Como a redução de algumas doenças cardiovasculares pode afetar a expectativa de vida da população brasileira?
Author(s) -
Raphael Henrique de Oliveira Araújo,
André Renê Barboni,
Danilo R. Silva,
Thayse Natacha Gomes,
Ricardo Aurélio Carvalho Sampaio,
J. Jaime Miranda,
Roberto Jerônimo dos Santos Silva
Publication year - 2021
Publication title -
revista brasileira de estudos de população
Language(s) - Portuguese
Resource type - Journals
SCImago Journal Rank - 0.25
H-Index - 13
eISSN - 1980-5519
pISSN - 0102-3098
DOI - 10.20947/s0102-3098a0174
Subject(s) - medicine
O presente estudo objetiva analisar o impacto das doenças cardiovasculares (DCV) na expectativa de vida (EV) da população brasileira e identificar como a EV seria afetada pela redução hipotética de 5% a 30% e pela eliminação da mortalidade por essas doenças. Trata-se de um estudo de simulação que utiliza dados transversais a nível nacional. A análise foi realizada por meio do modelo de tábuas de vida de múltiplo decremento, considerando reduções na mortalidade por DCV de 5% a 30%, assim como a sua eliminação. Os ganhos potenciais estimados na EV, em anos e porcentagem, por meio da eliminação das doenças isquêmica, hipertensiva e cerebrovascular foram de, respectivamente, para homens e mulheres, 1,44 (2%) e 1,31 (1,7%), 0,51 (0,7%) e 0,75 (1%), 1,28 (1,8%) e 1,62 (2,1%).
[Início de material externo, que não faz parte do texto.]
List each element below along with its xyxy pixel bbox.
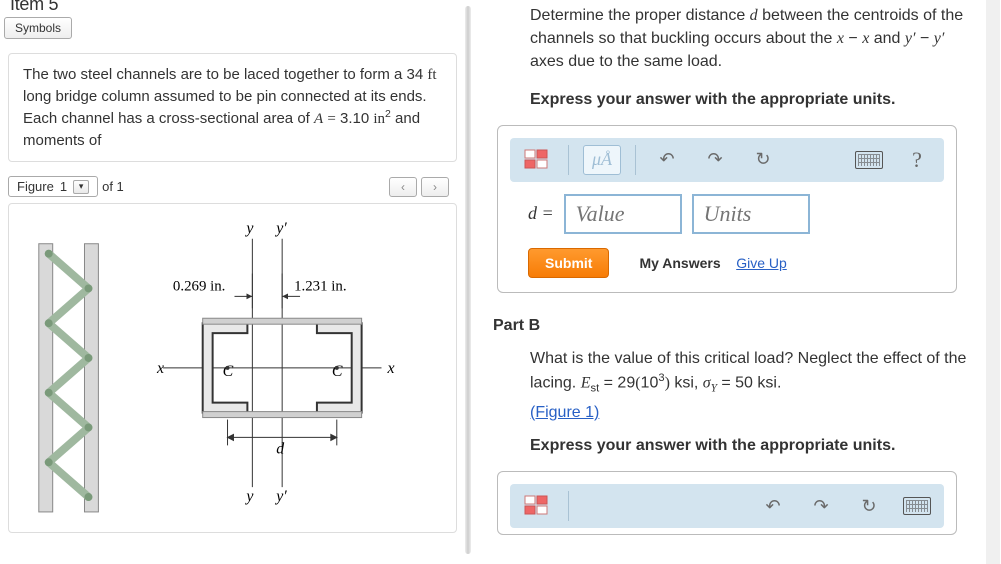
figure-index: 1 [60, 179, 67, 194]
give-up-link[interactable]: Give Up [736, 255, 787, 271]
keyboard-icon[interactable] [852, 145, 886, 175]
axis-y-top: y [244, 220, 254, 237]
submit-button[interactable]: Submit [528, 248, 609, 278]
partb-express: Express your answer with the appropriate… [530, 434, 980, 457]
keyboard-icon[interactable] [900, 491, 934, 521]
parta-toolbar: μÅ ↶ ↷ ↻ ? [510, 138, 944, 182]
template-icon[interactable] [520, 145, 554, 175]
dim-d: d [276, 440, 284, 457]
units-mode-button[interactable]: μÅ [583, 145, 621, 175]
figure-area: x x y y y′ y′ 0.269 in. 1.231 in. [8, 203, 457, 533]
dim-right: 1.231 in. [294, 278, 346, 294]
figure-of-label: of 1 [102, 179, 124, 194]
value-input[interactable] [564, 194, 682, 234]
item-title: Item 5 [0, 0, 465, 15]
axis-x-left: x [156, 360, 164, 377]
figure-label: Figure [17, 179, 54, 194]
help-icon[interactable]: ? [900, 145, 934, 175]
symbols-button[interactable]: Symbols [4, 17, 72, 39]
reset-icon[interactable]: ↻ [746, 145, 780, 175]
centroid-c-right: C [332, 363, 343, 380]
redo-icon[interactable]: ↷ [804, 491, 838, 521]
parta-express: Express your answer with the appropriate… [530, 88, 980, 111]
scrollbar[interactable] [986, 0, 1000, 564]
units-input[interactable] [692, 194, 810, 234]
figure-next-button[interactable]: › [421, 177, 449, 197]
figure-header: Figure 1 ▾ of 1 ‹ › [8, 176, 457, 197]
undo-icon[interactable]: ↶ [650, 145, 684, 175]
figure-tab[interactable]: Figure 1 ▾ [8, 176, 98, 197]
redo-icon[interactable]: ↷ [698, 145, 732, 175]
undo-icon[interactable]: ↶ [756, 491, 790, 521]
figure-dropdown-icon[interactable]: ▾ [73, 180, 89, 194]
dim-left: 0.269 in. [173, 278, 225, 294]
partb-toolbar: ↶ ↷ ↻ [510, 484, 944, 528]
centroid-c-left: C [223, 363, 234, 380]
panel-divider[interactable] [465, 6, 471, 554]
axis-y-bot: y [244, 488, 254, 505]
partb-header: Part B [493, 317, 1000, 335]
figure-prev-button[interactable]: ‹ [389, 177, 417, 197]
partb-answer-box: ↶ ↷ ↻ [497, 471, 957, 535]
problem-statement: The two steel channels are to be laced t… [8, 53, 457, 162]
parta-variable: d = [528, 203, 554, 224]
template-icon[interactable] [520, 491, 554, 521]
reset-icon[interactable]: ↻ [852, 491, 886, 521]
axis-yp-top: y′ [274, 220, 287, 237]
axis-x-right: x [386, 360, 394, 377]
axis-yp-bot: y′ [274, 488, 287, 505]
partb-figure-link[interactable]: (Figure 1) [530, 401, 980, 424]
parta-prompt: Determine the proper distance d between … [530, 4, 980, 74]
partb-prompt: What is the value of this critical load?… [530, 347, 980, 397]
my-answers-label: My Answers [639, 255, 720, 271]
parta-answer-box: μÅ ↶ ↷ ↻ ? d = Submit My Answers Give Up [497, 125, 957, 293]
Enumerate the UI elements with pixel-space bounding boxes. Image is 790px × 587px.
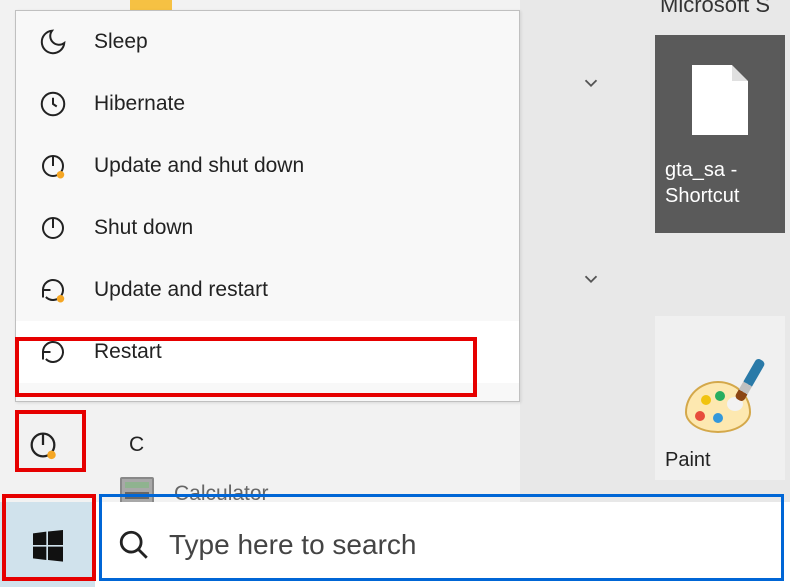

Os maiores ganhos ocorrem entre os residentes na região Nordeste. Além disso, para a população em geral, os ganhos estimados em EV a partir de uma redução de 5% na mortalidade por DCV, em homens e mulheres, foram de 0,07 (0,1%) e 0,06 (0,08%), para doença isquêmica, 0,02 (0,03%) e 0,04 (0,05%), para doença hipertensiva, e 0,06 (0,08%) e 0,07 (0,09%), para doença cerebrovascular. Já uma redução hipotética de 30% na mortalidade por DCV foi acompanhada de ganhos na EV, para homens e mulheres, de 0,41 (0,6%) e 0,37 (0,5%), para doença isquêmica, 0,15 (0,2%) e 0,22 (0,3%), para doença hipertensiva, e 0,36 (0,5%) e 0,45 (0,6%), para doença cerebrovascular. Assim, mais investimentos e esforços orientados para a prevenção de DCV aumentariam a EV no Brasil, principalmente nas regiões menos desenvolvidas.